Interesting question. When I started it, I didn’t think it would be what it has now become. Back then, no one would hire me. Against the Grain was a way to do some work to show people what I could do.
You showed you could do things differently.
Opera is expensive. There was no way we could do what opera had always told me it was. Doing what we could do with the resources available, we created a product and type of production that defined the company. I think it changed a lot of people’s outlooks about what opera is and what it can be, and that it could be so much more than a big orchestra in an opera house.
Will the company fold after its scheduled programming runs out in 2025?
Anything’s possible.
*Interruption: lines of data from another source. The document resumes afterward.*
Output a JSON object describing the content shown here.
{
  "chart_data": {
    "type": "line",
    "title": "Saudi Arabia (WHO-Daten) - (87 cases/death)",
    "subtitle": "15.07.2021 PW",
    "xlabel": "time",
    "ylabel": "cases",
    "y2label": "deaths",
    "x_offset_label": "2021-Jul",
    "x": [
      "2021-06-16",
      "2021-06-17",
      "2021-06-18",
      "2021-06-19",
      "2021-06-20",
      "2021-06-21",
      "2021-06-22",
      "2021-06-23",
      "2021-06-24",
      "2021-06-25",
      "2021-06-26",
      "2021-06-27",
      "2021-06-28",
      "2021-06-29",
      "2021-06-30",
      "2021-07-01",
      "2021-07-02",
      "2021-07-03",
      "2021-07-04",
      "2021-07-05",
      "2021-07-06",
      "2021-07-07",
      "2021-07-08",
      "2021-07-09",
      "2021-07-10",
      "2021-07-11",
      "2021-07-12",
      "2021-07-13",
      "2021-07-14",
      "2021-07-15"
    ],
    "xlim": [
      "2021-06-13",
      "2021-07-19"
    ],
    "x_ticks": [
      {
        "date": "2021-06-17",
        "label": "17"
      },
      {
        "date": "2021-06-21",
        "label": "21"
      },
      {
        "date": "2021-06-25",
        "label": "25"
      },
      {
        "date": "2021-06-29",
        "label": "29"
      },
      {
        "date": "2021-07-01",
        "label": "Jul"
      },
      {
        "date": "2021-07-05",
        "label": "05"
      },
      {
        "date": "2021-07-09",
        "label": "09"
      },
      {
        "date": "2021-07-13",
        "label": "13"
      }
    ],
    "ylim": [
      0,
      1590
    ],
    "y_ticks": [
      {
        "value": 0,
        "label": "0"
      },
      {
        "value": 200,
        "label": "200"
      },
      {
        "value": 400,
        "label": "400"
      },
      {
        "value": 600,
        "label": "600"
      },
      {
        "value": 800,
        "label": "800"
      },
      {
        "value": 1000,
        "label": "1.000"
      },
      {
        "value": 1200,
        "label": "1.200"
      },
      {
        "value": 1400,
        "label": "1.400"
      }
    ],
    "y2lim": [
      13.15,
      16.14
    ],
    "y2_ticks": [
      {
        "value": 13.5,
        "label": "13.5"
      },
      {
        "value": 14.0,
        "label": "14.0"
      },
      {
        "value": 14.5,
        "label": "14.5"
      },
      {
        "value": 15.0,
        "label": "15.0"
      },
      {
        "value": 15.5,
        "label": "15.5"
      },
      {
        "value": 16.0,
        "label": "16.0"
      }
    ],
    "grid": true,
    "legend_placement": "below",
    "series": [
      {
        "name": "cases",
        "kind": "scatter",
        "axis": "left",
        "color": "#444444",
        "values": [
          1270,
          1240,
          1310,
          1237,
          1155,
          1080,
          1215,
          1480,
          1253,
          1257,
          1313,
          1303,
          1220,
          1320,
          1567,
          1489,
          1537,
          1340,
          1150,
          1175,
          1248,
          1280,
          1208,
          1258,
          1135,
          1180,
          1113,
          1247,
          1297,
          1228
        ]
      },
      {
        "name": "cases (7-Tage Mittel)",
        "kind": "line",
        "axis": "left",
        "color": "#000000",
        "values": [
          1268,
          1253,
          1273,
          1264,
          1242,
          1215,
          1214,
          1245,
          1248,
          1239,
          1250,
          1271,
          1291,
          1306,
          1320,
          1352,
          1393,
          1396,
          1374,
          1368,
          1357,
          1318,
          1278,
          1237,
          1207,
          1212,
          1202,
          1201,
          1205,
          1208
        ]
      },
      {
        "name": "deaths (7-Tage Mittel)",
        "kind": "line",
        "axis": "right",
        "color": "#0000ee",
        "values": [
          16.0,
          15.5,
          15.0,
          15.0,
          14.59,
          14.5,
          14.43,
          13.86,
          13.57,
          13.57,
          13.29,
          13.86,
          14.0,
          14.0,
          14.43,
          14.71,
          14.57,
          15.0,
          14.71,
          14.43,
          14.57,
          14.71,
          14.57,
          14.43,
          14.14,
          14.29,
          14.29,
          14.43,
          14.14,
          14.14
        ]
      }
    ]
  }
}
But it’s not what the board wants or what general director Robin Whiffen wants or what I want. My last day is Aug. 12. The job could be a great opportunity for someone who has the time and energy to take the company to the next level.
What kind of opera world would somebody new be walking into?
Attendance is not what it was before the pandemic. And before the pandemic, it wasn’t all roses, gold and jam-packed houses either. Opera companies are going to run out of money unless things change.
Playwright Jeremy O. Harris recently was quoted as saying theatre companies are increasingly dependent on the whims of board members who are wealthy but out of touch. Do you see that in opera as well?
It totally is an issue, though not at Against the Grain. Boards need to understand where opera and theatre is today and what challenges are being felt across the industry. There needs to be an embracing of new norms and challenges instead of blindly assuming everything will just return to what was.
The length of theatre productions is trending shorter. Same with opera?
Yes, 100 per cent. What I’ve been learning about the last two years with Edmonton Opera is dealing with orchestras and unions and overtime. The standard call you get with an orchestra is three hours, which means you get them for 2½ hours, with a 30-minute break. You can’t get through many operas at 2½ hours. So, there’s a financial desire to have shorter operas.
They say the theatregoer’s favourite four words these days are “90 minutes, no intermission.”
I believe that. Opera companies are going to have to make some very tough decisions on what music we cut. At Edmonton Opera we’re doing Don Giovanni, and we’re going to leave out some arias. That will upset some singers and probably the diehards who know this music inside and out. But we have to get these operas into a more digestible length. It’s been done with Shakespeare for hundreds of years.
What about changing up the programming? I understand Edmonton Opera’s experimental spectacle Orphée+ did well at the box office.
It outsold our Tosca. Gluck’s Orfeo is not a money maker. It’s not Carmen. The fact that something with projections, sound effects and singing aerialists did better than Puccini’s Tosca just says that we need to be creative. There has to be something in there that cracks through the question of why we’re doing this in the first place.
You’re leaving Against the Grain after the company just won three Dora Awards for Bluebeard’s Castle. How does that feel?
We beat out the Canadian Opera Company for outstanding production. It’s always fun beating out the Goliath and the millions of dollars that went into those COC productions. It shows that it’s not about size and scale, but quality. It’s not to say that the COC didn’t produce quality. But there can be quality and worth in the small and intimate as well.
How were ticket sales for Bluebeard’s Castle, though?
We met our goal, but our goals were modest. We had Gerald Finley, who won a Dora for outstanding performer. We had a great cast and a great show. But it still didn’t sell out.
I don’t imagine that’s unusual in 2023.
It goes to show you. I’ve heard from other companies that we’re still not back. The thing is, I don’t think we’ll ever be back. We have to start from scratch and build this from where it is now. We need to think of it as the new normal.